Ben de yanına oturdum. "Biliyor musun? Ben de burada büyüdüm." diye söze başladığımda dikkatle beni dinlemeye başladı. "Gerçek annem ve babama dair hiçbir şey hatırlamıyorum."

"Gerçekten mi?" diye sorduğunda o tatlı sesini duydum sonunda. "Gerçekten."

"Sen de korktun mu?"

"Hayır, sen de korkma. Ben yanındayım, Barlas abin de yanında. Her şeyden önce sen çok güçlü bir kızsın."

"Gerçekten mi?"

"Gerçekten bebeğim." deyince boynuma sarıldı. Ben de onu kucağıma alıp yanaklarını öptüm.

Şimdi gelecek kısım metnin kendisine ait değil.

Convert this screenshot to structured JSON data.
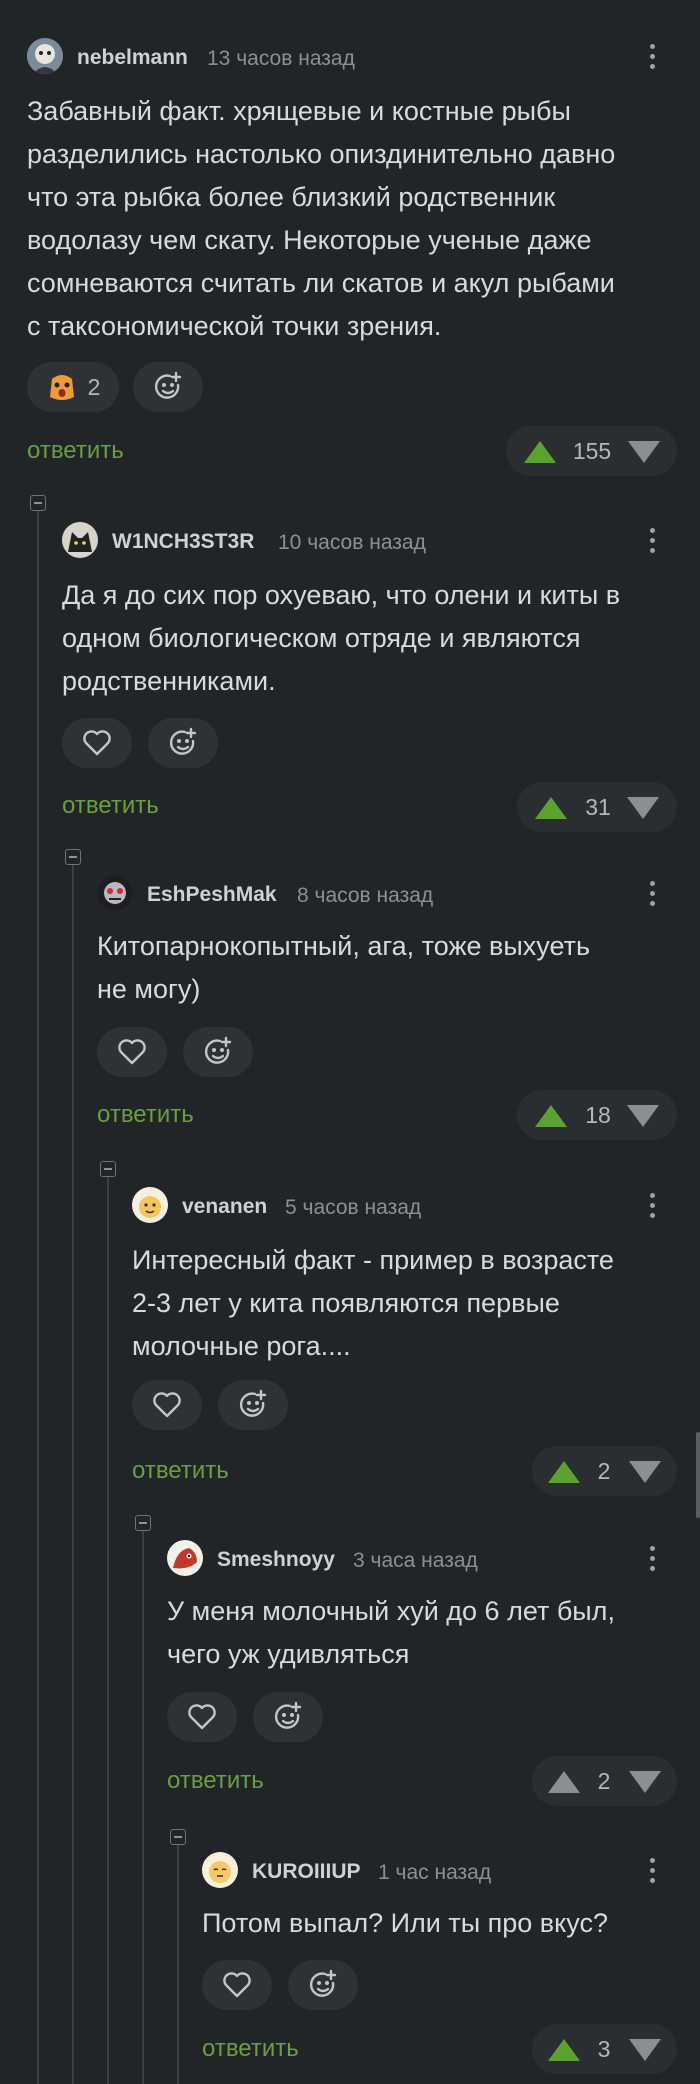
{
  "comments": [
    {
      "username": "nebelmann",
      "time": "13 часов назад",
      "text_lines": [
        "Забавный факт. хрящевые и костные рыбы",
        "разделились настолько опиздинительно давно",
        "что эта рыбка более близкий родственник",
        "водолазу чем скату. Некоторые ученые даже",
        "сомневаются считать ли скатов и акул рыбами",
        "с таксономической точки зрения."
      ],
      "reaction_count": "2",
      "reply_label": "ответить",
      "rating": "155"
    },
    {
      "username": "W1NCH3ST3R",
      "time": "10 часов назад",
      "text_lines": [
        "Да я до сих пор охуеваю, что олени и киты в",
        "одном биологическом отряде и являются",
        "родственниками."
      ],
      "reply_label": "ответить",
      "rating": "31"
    },
    {
      "username": "EshPeshMak",
      "time": "8 часов назад",
      "text_lines": [
        "Китопарнокопытный, ага, тоже выхуеть",
        "не могу)"
      ],
      "reply_label": "ответить",
      "rating": "18"
    },
    {
      "username": "venanen",
      "time": "5 часов назад",
      "text_lines": [
        "Интересный факт - пример в возрасте",
        "2-3 лет у кита появляются первые",
        "молочные рога...."
      ],
      "reply_label": "ответить",
      "rating": "2"
    },
    {
      "username": "Smeshnoyy",
      "time": "3 часа назад",
      "text_lines": [
        "У меня молочный хуй до 6 лет был,",
        "чего уж удивляться"
      ],
      "reply_label": "ответить",
      "rating": "2"
    },
    {
      "username": "KUROIIIUP",
      "time": "1 час назад",
      "text_lines": [
        "Потом выпал? Или ты про вкус?"
      ],
      "reply_label": "ответить",
      "rating": "3"
    }
  ],
  "icons": {
    "like": "heart-icon",
    "add_reaction": "add-reaction-icon",
    "upvote": "arrow-up-icon",
    "downvote": "arrow-down-icon",
    "more": "more-vertical-icon",
    "collapse": "collapse-icon"
  },
  "colors": {
    "background": "#222527",
    "reply_link": "#6a9e3f",
    "upvote_active": "#5da131",
    "upvote_inactive": "#8b8f93",
    "text": "#d9dadb",
    "meta": "#8b9095"
  }
}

"Siz kardeş misiniz?" diye sordu bu kez. Gel de açıkla açıklayabilirsen.

"Onun gibi bir şey."

"O çok yakışıklı değil mi?" deyip kıkırdayana kadar Barbarı ufacık bir kız çocuğundan kıskanacağımı tahmin bile edemezdim.

"Şimdi bu günü seninle geçirmemiz izin alıyor. Tabii sen istersen. İstemezsen burada otururuz akşama kadar. Yılbaşı gecesi oynadığımız oyunları oynarız yine."

"Gelirim ama kurabiye yaparsan."

"Yaparım tabii." deyip yanaklarını öpmeye başladım. "Ama Barlas abininki gibi olacak." İyi de Barlas kurabiye yapmaz ki. Yani bana hiç yapmamıştı. Başka birine yaparken de görmemiştim. Muhtemelen hazır alıyordur.

"Sanmıyorum güzelim. Hera ablan hiç iyi yemek yapamaz." diyen ve ne zaman geldiğini fark etmediğim Barlas Zeynep'i kucağımdan aldı.

"Nerden biliyorsun sana yapmadım ki hiç. Ama Zeynep'e yaparım."

"Ama önce Zeynep ne yapmak istiyormuş onu öğrenelim."

Zeynep gitmek istediği yerleri sıralarken arabaya vardık Barlas onu arka koltuğa oturtup kemerini taktı. Biz de arabaya bindiğimizde Barlas arabayı sürmeye başladı. İlk beş dakika sessiz sürdü yolculuğumuz ta ki Zeynep'in sıkıldığını anlayana kadar. Belki şarkı dinlemeyi sever diye radyo kanallarını gezmeye başladım. Onun ilgisini çekemesem de Barbarın ilgisini çekmiştim; "Bir tanesinde duracak mısın?"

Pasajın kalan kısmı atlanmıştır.